Alevi Haber Ajansi

Cumartesi Anneleri: Alevi- Kürt düşmanlığını bırakın! -VİDEO

 PİRHA-Cumartesi Anneleri eylemlerinin 982’nci haftasında Galatasaray Meydanı’na kayıplarının fotoğrafları ve karanfillerle geldi. Kayıp yakınları tüm kayıplar için meydana karanfiller bıraktı. İYİ Parti Genel Başkanı Meral Akşener’in ‘90’lı yıllarda işlenen siyasi cinayetler mertçeydi’ sözlerine tepki gösteren Hanife Yıldız, “Ben bir anne olarak size mertçe getirdim. Siz benim evladımı kalleşçe yok ettiniz. Meral Hanım sen kim oluyorsun? Mertlik kim sen kim?

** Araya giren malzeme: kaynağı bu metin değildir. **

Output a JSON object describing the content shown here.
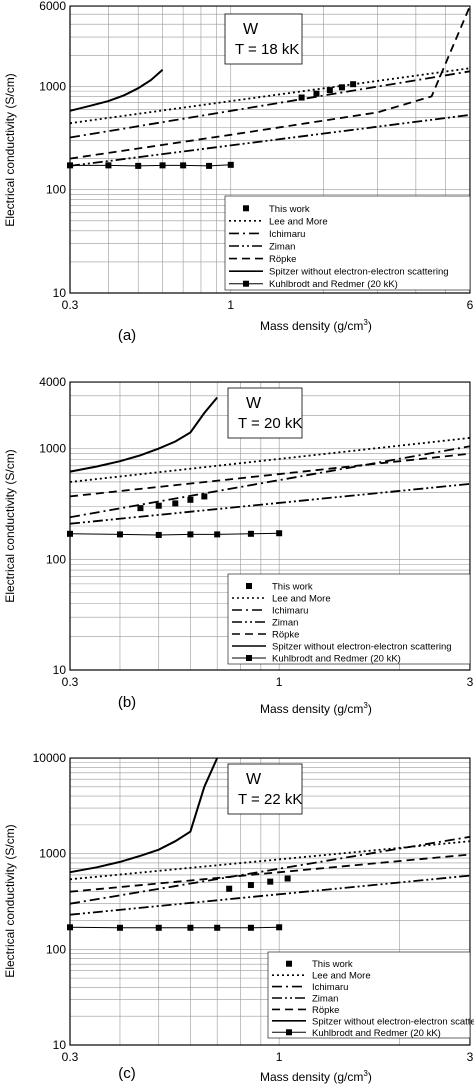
{
  "chart_data": [
    {
      "type": "line",
      "panel_label": "(a)",
      "annotation": {
        "element": "W",
        "temperature": "T = 18 kK"
      },
      "xlabel": "Mass density (g/cm³)",
      "ylabel": "Electrical conductivity (S/cm)",
      "xscale": "log",
      "yscale": "log",
      "xlim": [
        0.3,
        6
      ],
      "ylim": [
        10,
        6000
      ],
      "x_ticks": [
        {
          "v": 0.3,
          "t": "0.3"
        },
        {
          "v": 1,
          "t": "1"
        },
        {
          "v": 6,
          "t": "6"
        }
      ],
      "y_ticks": [
        {
          "v": 10,
          "t": "10"
        },
        {
          "v": 100,
          "t": "100"
        },
        {
          "v": 1000,
          "t": "1000"
        },
        {
          "v": 6000,
          "t": "6000"
        }
      ],
      "grid": true,
      "legend_position": "bottom-right",
      "series": [
        {
          "name": "This work",
          "style": "markers",
          "x": [
            1.7,
            1.9,
            2.1,
            2.3,
            2.5
          ],
          "y": [
            780,
            850,
            920,
            980,
            1050
          ]
        },
        {
          "name": "Lee and More",
          "style": "dotted",
          "x": [
            0.3,
            6
          ],
          "y": [
            440,
            1500
          ]
        },
        {
          "name": "Ichimaru",
          "style": "dashdot",
          "x": [
            0.3,
            6
          ],
          "y": [
            320,
            1400
          ]
        },
        {
          "name": "Ziman",
          "style": "dashdotdot",
          "x": [
            0.3,
            6
          ],
          "y": [
            170,
            530
          ]
        },
        {
          "name": "Röpke",
          "style": "dashed",
          "x": [
            0.3,
            1,
            3,
            4.5,
            6
          ],
          "y": [
            200,
            340,
            560,
            800,
            6000
          ]
        },
        {
          "name": "Spitzer without electron-electron scattering",
          "style": "solid",
          "x": [
            0.3,
            0.35,
            0.4,
            0.45,
            0.5,
            0.55,
            0.6
          ],
          "y": [
            580,
            650,
            720,
            820,
            960,
            1150,
            1450
          ]
        },
        {
          "name": "Kuhlbrodt and Redmer (20 kK)",
          "style": "solid-square",
          "x": [
            0.3,
            0.4,
            0.5,
            0.6,
            0.7,
            0.85,
            1.0
          ],
          "y": [
            172,
            172,
            170,
            172,
            172,
            170,
            174
          ]
        }
      ]
    },
    {
      "type": "line",
      "panel_label": "(b)",
      "annotation": {
        "element": "W",
        "temperature": "T = 20 kK"
      },
      "xlabel": "Mass density (g/cm³)",
      "ylabel": "Electrical conductivity (S/cm)",
      "xscale": "log",
      "yscale": "log",
      "xlim": [
        0.3,
        3
      ],
      "ylim": [
        10,
        4000
      ],
      "x_ticks": [
        {
          "v": 0.3,
          "t": "0.3"
        },
        {
          "v": 1,
          "t": "1"
        },
        {
          "v": 3,
          "t": "3"
        }
      ],
      "y_ticks": [
        {
          "v": 10,
          "t": "10"
        },
        {
          "v": 100,
          "t": "100"
        },
        {
          "v": 1000,
          "t": "1000"
        },
        {
          "v": 4000,
          "t": "4000"
        }
      ],
      "grid": true,
      "legend_position": "bottom-right",
      "series": [
        {
          "name": "This work",
          "style": "markers",
          "x": [
            0.45,
            0.5,
            0.55,
            0.6,
            0.65
          ],
          "y": [
            290,
            305,
            320,
            345,
            370
          ]
        },
        {
          "name": "Lee and More",
          "style": "dotted",
          "x": [
            0.3,
            3
          ],
          "y": [
            500,
            1250
          ]
        },
        {
          "name": "Ichimaru",
          "style": "dashdot",
          "x": [
            0.3,
            3
          ],
          "y": [
            240,
            1050
          ]
        },
        {
          "name": "Ziman",
          "style": "dashdotdot",
          "x": [
            0.3,
            3
          ],
          "y": [
            210,
            480
          ]
        },
        {
          "name": "Röpke",
          "style": "dashed",
          "x": [
            0.3,
            3
          ],
          "y": [
            370,
            900
          ]
        },
        {
          "name": "Spitzer without electron-electron scattering",
          "style": "solid",
          "x": [
            0.3,
            0.35,
            0.4,
            0.45,
            0.5,
            0.55,
            0.6,
            0.65,
            0.7
          ],
          "y": [
            620,
            690,
            770,
            870,
            1000,
            1160,
            1400,
            2100,
            2900
          ]
        },
        {
          "name": "Kuhlbrodt and Redmer (20 kK)",
          "style": "solid-square",
          "x": [
            0.3,
            0.4,
            0.5,
            0.6,
            0.7,
            0.85,
            1.0
          ],
          "y": [
            170,
            168,
            166,
            168,
            168,
            170,
            172
          ]
        }
      ]
    },
    {
      "type": "line",
      "panel_label": "(c)",
      "annotation": {
        "element": "W",
        "temperature": "T = 22 kK"
      },
      "xlabel": "Mass density (g/cm³)",
      "ylabel": "Electrical conductivity (S/cm)",
      "xscale": "log",
      "yscale": "log",
      "xlim": [
        0.3,
        3
      ],
      "ylim": [
        10,
        10000
      ],
      "x_ticks": [
        {
          "v": 0.3,
          "t": "0.3"
        },
        {
          "v": 1,
          "t": "1"
        },
        {
          "v": 3,
          "t": "3"
        }
      ],
      "y_ticks": [
        {
          "v": 10,
          "t": "10"
        },
        {
          "v": 100,
          "t": "100"
        },
        {
          "v": 1000,
          "t": "1000"
        },
        {
          "v": 10000,
          "t": "10000"
        }
      ],
      "grid": true,
      "legend_position": "bottom-right",
      "series": [
        {
          "name": "This work",
          "style": "markers",
          "x": [
            0.75,
            0.85,
            0.95,
            1.05
          ],
          "y": [
            430,
            470,
            510,
            550
          ]
        },
        {
          "name": "Lee and More",
          "style": "dotted",
          "x": [
            0.3,
            3
          ],
          "y": [
            540,
            1350
          ]
        },
        {
          "name": "Ichimaru",
          "style": "dashdot",
          "x": [
            0.3,
            3
          ],
          "y": [
            300,
            1500
          ]
        },
        {
          "name": "Ziman",
          "style": "dashdotdot",
          "x": [
            0.3,
            3
          ],
          "y": [
            230,
            590
          ]
        },
        {
          "name": "Röpke",
          "style": "dashed",
          "x": [
            0.3,
            3
          ],
          "y": [
            400,
            980
          ]
        },
        {
          "name": "Spitzer without electron-electron scattering",
          "style": "solid",
          "x": [
            0.3,
            0.35,
            0.4,
            0.45,
            0.5,
            0.55,
            0.6,
            0.65,
            0.7
          ],
          "y": [
            640,
            720,
            820,
            950,
            1100,
            1350,
            1700,
            5000,
            10000
          ]
        },
        {
          "name": "Kuhlbrodt and Redmer (20 kK)",
          "style": "solid-square",
          "x": [
            0.3,
            0.4,
            0.5,
            0.6,
            0.7,
            0.85,
            1.0
          ],
          "y": [
            170,
            168,
            168,
            168,
            168,
            168,
            170
          ]
        }
      ]
    }
  ]
}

Bırak Kürt düşmanlığını bırak Alevi düşmanlığını bırak halk düşmanlığını” dedi.

Cumartesi Anneleri, 1995 yılından bu yana gözaltında kaybedilen yakınlarının akıbetini sormak ve faillerin yargılanması talebiyle Galatasaray Meydanı’nda bir araya geldi .

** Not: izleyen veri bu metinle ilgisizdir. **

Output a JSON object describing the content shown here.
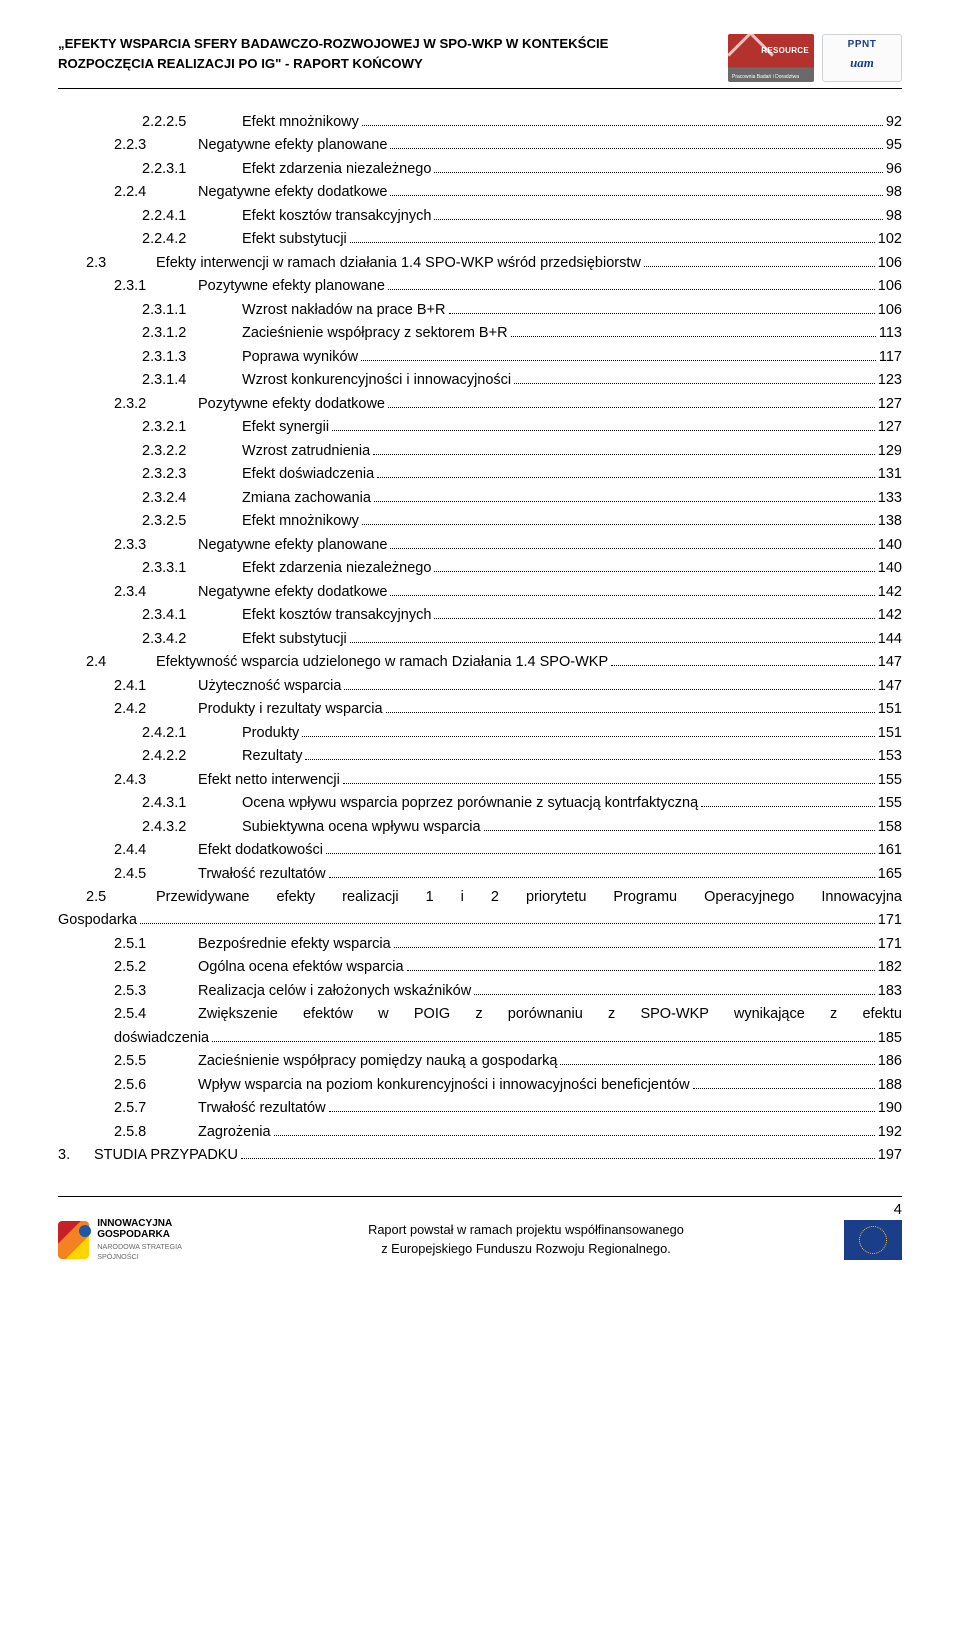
{
  "header": {
    "line1": "„EFEKTY WSPARCIA SFERY BADAWCZO-ROZWOJOWEJ W SPO-WKP W KONTEKŚCIE",
    "line2": "ROZPOCZĘCIA REALIZACJI PO IG\"  - RAPORT KOŃCOWY",
    "resource_label": "RESOURCE",
    "resource_sub": "Pracownia Badań i Doradztwa",
    "ppnt_label": "PPNT",
    "ppnt_sub": "uam"
  },
  "toc": [
    {
      "lvl": 3,
      "num": "2.2.2.5",
      "title": "Efekt mnożnikowy",
      "page": "92"
    },
    {
      "lvl": 2,
      "num": "2.2.3",
      "title": "Negatywne efekty planowane",
      "page": "95"
    },
    {
      "lvl": 3,
      "num": "2.2.3.1",
      "title": "Efekt zdarzenia niezależnego",
      "page": "96"
    },
    {
      "lvl": 2,
      "num": "2.2.4",
      "title": "Negatywne efekty dodatkowe",
      "page": "98"
    },
    {
      "lvl": 3,
      "num": "2.2.4.1",
      "title": "Efekt kosztów transakcyjnych",
      "page": "98"
    },
    {
      "lvl": 3,
      "num": "2.2.4.2",
      "title": "Efekt substytucji",
      "page": "102"
    },
    {
      "lvl": 1,
      "num": "2.3",
      "title": "Efekty interwencji w ramach działania 1.4 SPO-WKP wśród przedsiębiorstw",
      "page": "106"
    },
    {
      "lvl": 2,
      "num": "2.3.1",
      "title": "Pozytywne efekty planowane",
      "page": "106"
    },
    {
      "lvl": 3,
      "num": "2.3.1.1",
      "title": "Wzrost nakładów na prace B+R",
      "page": "106"
    },
    {
      "lvl": 3,
      "num": "2.3.1.2",
      "title": "Zacieśnienie współpracy z sektorem B+R",
      "page": "113"
    },
    {
      "lvl": 3,
      "num": "2.3.1.3",
      "title": "Poprawa wyników",
      "page": "117"
    },
    {
      "lvl": 3,
      "num": "2.3.1.4",
      "title": "Wzrost konkurencyjności i innowacyjności",
      "page": "123"
    },
    {
      "lvl": 2,
      "num": "2.3.2",
      "title": "Pozytywne efekty dodatkowe",
      "page": "127"
    },
    {
      "lvl": 3,
      "num": "2.3.2.1",
      "title": "Efekt synergii",
      "page": "127"
    },
    {
      "lvl": 3,
      "num": "2.3.2.2",
      "title": "Wzrost zatrudnienia",
      "page": "129"
    },
    {
      "lvl": 3,
      "num": "2.3.2.3",
      "title": "Efekt doświadczenia",
      "page": "131"
    },
    {
      "lvl": 3,
      "num": "2.3.2.4",
      "title": "Zmiana zachowania",
      "page": "133"
    },
    {
      "lvl": 3,
      "num": "2.3.2.5",
      "title": "Efekt mnożnikowy",
      "page": "138"
    },
    {
      "lvl": 2,
      "num": "2.3.3",
      "title": "Negatywne efekty planowane",
      "page": "140"
    },
    {
      "lvl": 3,
      "num": "2.3.3.1",
      "title": "Efekt zdarzenia niezależnego",
      "page": "140"
    },
    {
      "lvl": 2,
      "num": "2.3.4",
      "title": "Negatywne efekty dodatkowe",
      "page": "142"
    },
    {
      "lvl": 3,
      "num": "2.3.4.1",
      "title": "Efekt kosztów transakcyjnych",
      "page": "142"
    },
    {
      "lvl": 3,
      "num": "2.3.4.2",
      "title": "Efekt substytucji",
      "page": "144"
    },
    {
      "lvl": 1,
      "num": "2.4",
      "title": "Efektywność wsparcia udzielonego w ramach Działania 1.4 SPO-WKP",
      "page": "147"
    },
    {
      "lvl": 2,
      "num": "2.4.1",
      "title": "Użyteczność wsparcia",
      "page": "147"
    },
    {
      "lvl": 2,
      "num": "2.4.2",
      "title": "Produkty i rezultaty wsparcia",
      "page": "151"
    },
    {
      "lvl": 3,
      "num": "2.4.2.1",
      "title": "Produkty",
      "page": "151"
    },
    {
      "lvl": 3,
      "num": "2.4.2.2",
      "title": "Rezultaty",
      "page": "153"
    },
    {
      "lvl": 2,
      "num": "2.4.3",
      "title": "Efekt netto interwencji",
      "page": "155"
    },
    {
      "lvl": 3,
      "num": "2.4.3.1",
      "title": "Ocena wpływu wsparcia poprzez porównanie z sytuacją kontrfaktyczną",
      "page": "155"
    },
    {
      "lvl": 3,
      "num": "2.4.3.2",
      "title": "Subiektywna ocena wpływu wsparcia",
      "page": "158"
    },
    {
      "lvl": 2,
      "num": "2.4.4",
      "title": "Efekt dodatkowości",
      "page": "161"
    },
    {
      "lvl": 2,
      "num": "2.4.5",
      "title": "Trwałość rezultatów",
      "page": "165"
    },
    {
      "lvl": 1,
      "num": "2.5",
      "title": "Przewidywane efekty realizacji 1 i 2 priorytetu Programu Operacyjnego Innowacyjna Gospodarka",
      "page": "171",
      "justify": true,
      "hang": true
    },
    {
      "lvl": 2,
      "num": "2.5.1",
      "title": "Bezpośrednie efekty wsparcia",
      "page": "171"
    },
    {
      "lvl": 2,
      "num": "2.5.2",
      "title": "Ogólna ocena efektów wsparcia",
      "page": "182"
    },
    {
      "lvl": 2,
      "num": "2.5.3",
      "title": "Realizacja celów i założonych wskaźników",
      "page": "183"
    },
    {
      "lvl": 2,
      "num": "2.5.4",
      "title": "Zwiększenie efektów w POIG z porównaniu z SPO-WKP wynikające z efektu doświadczenia",
      "page": "185",
      "justify": true,
      "hang": false
    },
    {
      "lvl": 2,
      "num": "2.5.5",
      "title": "Zacieśnienie współpracy pomiędzy nauką a gospodarką",
      "page": "186"
    },
    {
      "lvl": 2,
      "num": "2.5.6",
      "title": "Wpływ wsparcia na poziom konkurencyjności i innowacyjności beneficjentów",
      "page": "188"
    },
    {
      "lvl": 2,
      "num": "2.5.7",
      "title": "Trwałość rezultatów",
      "page": "190"
    },
    {
      "lvl": 2,
      "num": "2.5.8",
      "title": "Zagrożenia",
      "page": "192"
    },
    {
      "lvl": 0,
      "num": "3.",
      "title": "STUDIA PRZYPADKU",
      "page": "197"
    }
  ],
  "footer": {
    "page_number": "4",
    "logo_main": "INNOWACYJNA",
    "logo_sub": "GOSPODARKA",
    "logo_small": "NARODOWA STRATEGIA SPÓJNOŚCI",
    "center_line1": "Raport powstał w ramach projektu współfinansowanego",
    "center_line2": "z Europejskiego Funduszu Rozwoju Regionalnego."
  }
}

Abluka altında tutulan Galatasaray Meydanı’na gelen Cumartesi Anneleri ve insan hakları savunucuları eylemin 982. haftasında yapılan açıklamayı Cumartesi Anneleri adına metni İnsan Hakları Derneği (İHD) İstanbul Şube Başkanı Gülseren Yoleri okudu.

Yoleri,  eylemlerinin 982. haftasında, hukukun temel değerlerine olan inancı sarsan, toplumun huzur ve barışını tehdit eden cezasızlık son bulmadan hukukun üstünlüğü korunamayacağına ve herkes için adil bir yargı sistemi sağlanamayacağına işaret ederek, Abdullah Canan için adalet istedi.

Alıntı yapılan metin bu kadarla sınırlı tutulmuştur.